A recent freedom of information request found that the expansion of the UK’s electric fleet has stalled as local authorities across the country have halted plans to increase the number of existing charging points.

Road to Zero, the UK’s ambitious scheme to transition to zero emission road transport and reduce emissions from conventional vehicles, is a long-term objective that will make the UK a leader in the revolution to an electric and sustainable future. However, are we in danger of skidding off course? At this time the UK plan was to have 250,000 electric vehicles on the raid; currently there under 60,000.

“Fleet vehicles account for a sizable amount of the UK transport industry representing an estimated five

million vans and heavy vehicles on British roads.”

The adoption of electric vehicles (EV) is rising across the country as the sale of hybrid and EVs gathers critical mass – the UK ranks 10th in the world for the number of EVs per capita - but there’s some way to go to achieve the government’s zero emission aims by 2040. The government must do more to match the private sector’s commitment and investment in fundamental infrastructure. Furthermore, fleet managers require policy clarity to resolve many of the concerns the industry has.

There are three main factors limiting the mass adoption of electric fleet vehicles – these are range anxiety, charging infrastructure reliability, and cost of purchasing and maintaining the vehicles.

While government measures, such as the Plug-in Car Grant, have successfully kick-started the early market for electric vehicles, the fact is large swathes of the country remain unplugged from charging point networks.


This is problematic because the range of these vehicles remain limited by current battery technology giving fleet managers pause before committing to EVs long-term.

This matters. Fleet vehicles account for a sizable amount of the UK transport industry representing an estimated five million vans and heavy vehicles on British roads. So, although transitioning these vehicles to EVs is essential to lower carbon emissions, powering them could put extra pressure on the national and local electricity grid. It remains unclear if the nation has the right energy mix to cope with future energy demands.

Furthermore, according to an insight paper by Pixie Energy, the gap between the fleet and power sector prevents them from building up mutual aims and understanding. The UK government must do more to incentivise collaboration between the direct elements of the EV ecosystem and work to resolve the gap on energy policies.

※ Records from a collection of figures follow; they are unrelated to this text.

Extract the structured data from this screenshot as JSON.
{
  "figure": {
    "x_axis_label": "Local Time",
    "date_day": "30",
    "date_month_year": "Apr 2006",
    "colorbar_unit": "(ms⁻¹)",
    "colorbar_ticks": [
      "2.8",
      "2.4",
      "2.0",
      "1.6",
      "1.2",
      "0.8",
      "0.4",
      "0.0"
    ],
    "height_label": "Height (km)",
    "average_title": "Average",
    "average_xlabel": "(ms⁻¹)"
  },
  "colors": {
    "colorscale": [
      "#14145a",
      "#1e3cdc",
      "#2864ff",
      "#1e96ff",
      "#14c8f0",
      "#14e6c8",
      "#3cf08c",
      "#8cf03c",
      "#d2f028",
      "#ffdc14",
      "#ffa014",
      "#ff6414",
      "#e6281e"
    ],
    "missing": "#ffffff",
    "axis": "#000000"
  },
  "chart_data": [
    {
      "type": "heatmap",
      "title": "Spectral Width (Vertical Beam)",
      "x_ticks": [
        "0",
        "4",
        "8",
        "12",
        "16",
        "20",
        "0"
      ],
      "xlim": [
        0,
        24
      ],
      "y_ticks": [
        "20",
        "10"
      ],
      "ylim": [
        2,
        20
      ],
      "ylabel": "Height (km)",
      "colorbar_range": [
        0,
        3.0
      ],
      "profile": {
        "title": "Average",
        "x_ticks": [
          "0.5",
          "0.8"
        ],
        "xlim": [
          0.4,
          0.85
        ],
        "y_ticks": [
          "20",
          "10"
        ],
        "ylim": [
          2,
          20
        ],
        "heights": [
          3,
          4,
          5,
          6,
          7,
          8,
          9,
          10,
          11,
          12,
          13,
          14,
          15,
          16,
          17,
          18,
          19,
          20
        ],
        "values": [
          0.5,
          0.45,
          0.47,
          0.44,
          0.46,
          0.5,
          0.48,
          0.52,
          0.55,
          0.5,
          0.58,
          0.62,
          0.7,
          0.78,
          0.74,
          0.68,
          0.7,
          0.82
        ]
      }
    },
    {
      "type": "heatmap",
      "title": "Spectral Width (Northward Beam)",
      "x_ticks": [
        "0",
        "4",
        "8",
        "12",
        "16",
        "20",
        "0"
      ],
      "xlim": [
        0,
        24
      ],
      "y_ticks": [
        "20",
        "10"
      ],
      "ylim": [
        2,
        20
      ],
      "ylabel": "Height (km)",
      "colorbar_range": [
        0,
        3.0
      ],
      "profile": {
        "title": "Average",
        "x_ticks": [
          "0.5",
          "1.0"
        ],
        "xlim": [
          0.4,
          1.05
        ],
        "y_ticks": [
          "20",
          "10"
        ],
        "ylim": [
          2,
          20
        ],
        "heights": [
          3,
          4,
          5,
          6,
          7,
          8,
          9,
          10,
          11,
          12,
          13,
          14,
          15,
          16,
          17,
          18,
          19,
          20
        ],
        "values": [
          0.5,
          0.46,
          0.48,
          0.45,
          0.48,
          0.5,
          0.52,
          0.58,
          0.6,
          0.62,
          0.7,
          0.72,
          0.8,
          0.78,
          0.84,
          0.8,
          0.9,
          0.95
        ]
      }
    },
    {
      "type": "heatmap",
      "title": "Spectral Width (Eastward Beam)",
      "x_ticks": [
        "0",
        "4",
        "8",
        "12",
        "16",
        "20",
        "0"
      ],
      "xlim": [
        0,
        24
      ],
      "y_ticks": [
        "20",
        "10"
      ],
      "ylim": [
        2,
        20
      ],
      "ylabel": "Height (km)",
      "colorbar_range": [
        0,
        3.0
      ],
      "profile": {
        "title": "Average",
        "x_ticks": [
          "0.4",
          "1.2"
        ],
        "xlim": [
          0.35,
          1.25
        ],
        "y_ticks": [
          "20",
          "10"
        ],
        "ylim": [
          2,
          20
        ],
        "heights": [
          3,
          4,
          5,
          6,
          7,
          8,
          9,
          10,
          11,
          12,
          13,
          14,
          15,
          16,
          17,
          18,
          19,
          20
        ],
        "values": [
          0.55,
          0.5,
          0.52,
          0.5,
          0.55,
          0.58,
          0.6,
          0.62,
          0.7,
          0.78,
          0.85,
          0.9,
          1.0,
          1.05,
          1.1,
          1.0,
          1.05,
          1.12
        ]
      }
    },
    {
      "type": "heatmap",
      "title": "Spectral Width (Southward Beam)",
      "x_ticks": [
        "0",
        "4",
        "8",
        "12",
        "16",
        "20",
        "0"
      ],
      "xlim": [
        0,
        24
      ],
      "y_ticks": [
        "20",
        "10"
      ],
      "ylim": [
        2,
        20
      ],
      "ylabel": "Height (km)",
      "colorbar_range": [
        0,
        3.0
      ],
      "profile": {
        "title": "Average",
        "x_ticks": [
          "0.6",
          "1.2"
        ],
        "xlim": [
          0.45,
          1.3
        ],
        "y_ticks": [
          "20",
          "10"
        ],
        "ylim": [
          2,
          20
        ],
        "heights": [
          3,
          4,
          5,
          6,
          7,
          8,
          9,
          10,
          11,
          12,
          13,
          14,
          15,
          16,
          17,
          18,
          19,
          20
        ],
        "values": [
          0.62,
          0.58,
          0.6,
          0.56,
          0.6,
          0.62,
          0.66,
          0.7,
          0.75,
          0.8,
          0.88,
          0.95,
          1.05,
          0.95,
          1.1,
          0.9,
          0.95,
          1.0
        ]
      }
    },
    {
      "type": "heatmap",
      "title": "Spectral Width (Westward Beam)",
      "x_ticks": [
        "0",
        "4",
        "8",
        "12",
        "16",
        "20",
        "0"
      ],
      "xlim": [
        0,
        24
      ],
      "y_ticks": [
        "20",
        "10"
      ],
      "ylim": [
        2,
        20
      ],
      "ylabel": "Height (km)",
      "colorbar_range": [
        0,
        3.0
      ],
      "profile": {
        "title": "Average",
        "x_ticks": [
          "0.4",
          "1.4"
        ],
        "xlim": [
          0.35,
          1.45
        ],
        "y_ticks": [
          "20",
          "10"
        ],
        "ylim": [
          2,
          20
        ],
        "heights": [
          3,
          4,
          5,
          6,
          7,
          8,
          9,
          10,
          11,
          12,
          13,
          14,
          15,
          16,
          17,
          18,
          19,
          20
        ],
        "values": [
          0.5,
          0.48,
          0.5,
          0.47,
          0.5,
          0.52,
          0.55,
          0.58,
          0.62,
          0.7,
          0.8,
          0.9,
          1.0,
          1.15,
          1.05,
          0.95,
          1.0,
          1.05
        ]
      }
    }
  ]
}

Another consideration to take into account is the drivers of EVs. Although half of UK drivers hope to be eco-friendly, at the moment fleet drivers unduly carry the burden and cost of these vehicles. The fleet industry must work to clarify the tax policy and energy reimbursement schemes for charging these vehicles off-premises or at home. And, critically, the industry must communicate better not just the environmental benefits of switching to EVs but the financial gains in the long-term.

Despite these challenges, the EV sector is making significant progress. There are currently over 20,200 charging points in the UK with hundreds more earmarked in 2019 and the UK government is launching a £400m Charging Infrastructure Investment Fund this spring to pay for the next stage of infrastructure work.

Finally, by investing in infrastructure early on and introducing the right policies that continue to drive adoption, the UK has the potential to be a global leader in electric vehicles benefiting the economy and local communities.